Ed Dabney loves to play the bad guy. But, trust us, he only plays one on T.V. Dabney is the owner and operator of Dabney Riding Academy in Covington, Georgia and has been working in films for over 20 years. Originally from Tennessee, Dabney grew up with a love of all things equestrian and worked his family’s horse farm. His film making career began as a Civil War re-enactor with the National Parks Services. A producer for the ABC film Class of ’61 witnessed Dabney’s work and offered him a role in the film. Soon, Dabney’s horsemanship would take him across the country to work on movies like Gettysburg, Crazy Horse, and The Patriot with Mel Gibson and Heath Ledger.
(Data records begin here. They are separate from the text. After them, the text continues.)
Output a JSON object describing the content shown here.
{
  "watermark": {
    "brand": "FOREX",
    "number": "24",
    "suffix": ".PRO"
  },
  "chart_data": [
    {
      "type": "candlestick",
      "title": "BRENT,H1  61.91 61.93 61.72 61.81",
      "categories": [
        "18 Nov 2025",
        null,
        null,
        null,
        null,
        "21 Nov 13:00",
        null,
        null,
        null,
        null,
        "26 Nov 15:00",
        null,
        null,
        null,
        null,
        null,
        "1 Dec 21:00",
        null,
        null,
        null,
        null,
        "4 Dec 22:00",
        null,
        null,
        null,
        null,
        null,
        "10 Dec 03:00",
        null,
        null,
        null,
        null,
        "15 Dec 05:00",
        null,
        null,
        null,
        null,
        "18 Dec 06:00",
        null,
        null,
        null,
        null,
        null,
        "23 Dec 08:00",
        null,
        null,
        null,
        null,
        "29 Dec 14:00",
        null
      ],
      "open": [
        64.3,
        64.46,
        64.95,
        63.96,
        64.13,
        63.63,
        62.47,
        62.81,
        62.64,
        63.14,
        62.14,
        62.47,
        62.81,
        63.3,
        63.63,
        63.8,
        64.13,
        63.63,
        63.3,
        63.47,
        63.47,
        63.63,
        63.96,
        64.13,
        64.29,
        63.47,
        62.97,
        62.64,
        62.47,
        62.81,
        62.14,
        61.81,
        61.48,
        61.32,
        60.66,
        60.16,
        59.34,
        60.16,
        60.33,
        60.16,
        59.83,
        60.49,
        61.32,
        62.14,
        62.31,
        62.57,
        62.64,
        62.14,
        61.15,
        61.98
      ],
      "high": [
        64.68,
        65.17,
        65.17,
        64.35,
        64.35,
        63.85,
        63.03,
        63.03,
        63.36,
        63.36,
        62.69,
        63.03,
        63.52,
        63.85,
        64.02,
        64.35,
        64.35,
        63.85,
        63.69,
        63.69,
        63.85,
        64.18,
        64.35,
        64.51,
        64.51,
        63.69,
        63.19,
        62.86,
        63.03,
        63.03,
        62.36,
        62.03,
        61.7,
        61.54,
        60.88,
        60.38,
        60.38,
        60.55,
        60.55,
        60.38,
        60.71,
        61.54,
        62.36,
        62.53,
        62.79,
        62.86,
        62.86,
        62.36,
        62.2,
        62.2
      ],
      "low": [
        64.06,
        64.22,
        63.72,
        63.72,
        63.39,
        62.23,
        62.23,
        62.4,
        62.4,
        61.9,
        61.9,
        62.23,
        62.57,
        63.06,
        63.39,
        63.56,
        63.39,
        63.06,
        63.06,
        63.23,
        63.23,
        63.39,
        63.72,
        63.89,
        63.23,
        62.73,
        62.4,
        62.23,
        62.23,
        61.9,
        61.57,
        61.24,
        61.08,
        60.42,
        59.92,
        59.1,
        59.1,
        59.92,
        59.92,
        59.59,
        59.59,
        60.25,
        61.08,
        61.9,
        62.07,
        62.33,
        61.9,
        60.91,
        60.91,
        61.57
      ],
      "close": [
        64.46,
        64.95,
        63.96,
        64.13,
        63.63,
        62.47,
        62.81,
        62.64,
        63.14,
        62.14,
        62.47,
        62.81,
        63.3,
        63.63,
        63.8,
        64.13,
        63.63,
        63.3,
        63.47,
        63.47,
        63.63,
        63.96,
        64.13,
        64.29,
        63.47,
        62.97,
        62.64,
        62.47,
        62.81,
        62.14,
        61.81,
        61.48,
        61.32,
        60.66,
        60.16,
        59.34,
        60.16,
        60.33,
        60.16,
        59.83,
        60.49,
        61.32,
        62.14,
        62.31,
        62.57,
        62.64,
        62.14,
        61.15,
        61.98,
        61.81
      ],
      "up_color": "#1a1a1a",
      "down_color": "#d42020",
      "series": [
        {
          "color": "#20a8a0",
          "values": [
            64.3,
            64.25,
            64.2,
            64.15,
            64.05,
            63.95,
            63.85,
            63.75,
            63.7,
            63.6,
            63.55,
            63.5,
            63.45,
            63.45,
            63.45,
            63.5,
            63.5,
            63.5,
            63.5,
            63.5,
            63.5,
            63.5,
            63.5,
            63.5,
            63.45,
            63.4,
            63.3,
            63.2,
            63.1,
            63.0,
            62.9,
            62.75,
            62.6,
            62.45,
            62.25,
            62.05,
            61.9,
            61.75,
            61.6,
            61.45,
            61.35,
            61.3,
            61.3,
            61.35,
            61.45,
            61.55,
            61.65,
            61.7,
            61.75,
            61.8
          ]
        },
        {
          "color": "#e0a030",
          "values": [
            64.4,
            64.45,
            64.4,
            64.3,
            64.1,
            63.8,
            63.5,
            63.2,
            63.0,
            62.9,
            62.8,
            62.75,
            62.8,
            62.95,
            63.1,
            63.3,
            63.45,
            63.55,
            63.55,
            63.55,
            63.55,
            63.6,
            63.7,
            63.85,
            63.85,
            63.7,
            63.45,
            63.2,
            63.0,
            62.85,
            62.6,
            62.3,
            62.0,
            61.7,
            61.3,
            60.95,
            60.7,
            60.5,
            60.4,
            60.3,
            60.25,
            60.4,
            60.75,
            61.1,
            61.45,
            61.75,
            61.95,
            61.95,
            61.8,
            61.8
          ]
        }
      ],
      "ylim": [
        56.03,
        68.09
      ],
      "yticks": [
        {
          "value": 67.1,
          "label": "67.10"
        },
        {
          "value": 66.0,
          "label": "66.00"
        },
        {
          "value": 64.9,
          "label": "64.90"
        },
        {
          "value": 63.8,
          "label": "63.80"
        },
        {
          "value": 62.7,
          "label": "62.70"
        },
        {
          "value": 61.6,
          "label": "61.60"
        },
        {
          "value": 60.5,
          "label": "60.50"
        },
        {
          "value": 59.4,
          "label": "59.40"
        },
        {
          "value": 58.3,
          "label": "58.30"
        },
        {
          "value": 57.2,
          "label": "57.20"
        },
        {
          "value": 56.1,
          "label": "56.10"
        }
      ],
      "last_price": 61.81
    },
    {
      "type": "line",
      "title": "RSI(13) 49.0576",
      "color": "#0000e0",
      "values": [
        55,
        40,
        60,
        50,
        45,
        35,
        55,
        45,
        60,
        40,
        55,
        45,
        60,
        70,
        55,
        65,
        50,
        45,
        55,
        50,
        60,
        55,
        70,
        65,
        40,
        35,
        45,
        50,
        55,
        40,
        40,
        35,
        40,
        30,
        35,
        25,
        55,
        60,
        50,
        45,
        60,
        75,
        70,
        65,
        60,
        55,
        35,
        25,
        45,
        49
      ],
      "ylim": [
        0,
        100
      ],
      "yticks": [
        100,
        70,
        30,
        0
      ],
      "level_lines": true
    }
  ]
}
As the production business began to boom in Georgia, Dabney made the decision to move his farm from Monroe to Covington, Georgia. The family found a 50-acre facility and purchased the property after just 30 minutes. “It was a moment of pure serendipity. Everything just fell into place.” Now, the Dabney Riding Academy is buzzing with activity. Dabney told us that his philosophy with training is patience and kindness. “We believe in teaching ‘good riding’, which involves learning about your horse and understanding how to give it commands. It’s a partnership; if the horse understands what the rider is asking, it’s more than willing to do it.”
His philosophy seems to be working because, for the past three years, Ed Dabney has been the equestrian supplier and coordinator for Fox’s hit television show, Sleepy Hollow. “Working with this cast has been truly enjoyable. They’re all so much fun and a great cast and crew. We were contacted in Season 2 because the producers needed a white horse that could rear up on cue.” Luckily, Dabney’s daughter Elizabeth had trained her white stallion Accolade for that very trick. Elizabeth also teaches and rides with the two-time national champions, the Diamond D Girls and performed as the stunt rider for Nikki Reed, when the actress portrayed Betsy Ross.
Dabney even got to ride in front of the camera! Dabney portrays the character of “War” on Sleepy Hollow. His character’s costume is a full suit of armor and a flaming sword. Dabney told us that he had to wear a specially designed masking suit (to hide his features), a full sheet of chainmail, and the heavy armor. He couldn’t see, hear, or even feel his horse while they were filming. He says that he has a real appreciation for the knights of Camelot now! The most important piece of moviemaking, for Dabney, has to be historical accuracy; whether its traditional Native American garb to Revolutionary era bits and bridles, Dabney attributes his obsession with accuracy to his days as a Civil War actor. His wife says that he’s no fun to watch movies with because he constantly points out the mistakes.
We wondered how the horses reacted to the special effects that are called for on set. Dabney’s horses are specially trained to handle gun fire, fireworks, fog, and even fire! He created a special training routine that allows the horses to slowly become accustomed to the loud noises. By the time the horse and rider hit the set, both are completely prepared and comfortable, which means that both are able to complete their scenes safely. Dabney even mentioned that he used this training method to help the riders with the Atlanta Mounted Police Force!
It’s safe to say that the Dabney Riding Academy can handle anything a script can offer. And, with its convenient location to I-20, the Academy proves to be a true one-stop-shop for filmmakers. Ed Dabney and his incredible team have created the perfect location for television and movie production. The grounds are gorgeous, his horses are friendly, and his expert staff is nothing short of exceptional. A huge thank you to Mr. Ed Dabney for showing us your farm and for participating in our interview. We had a blast and can’t wait to be back in the saddle again!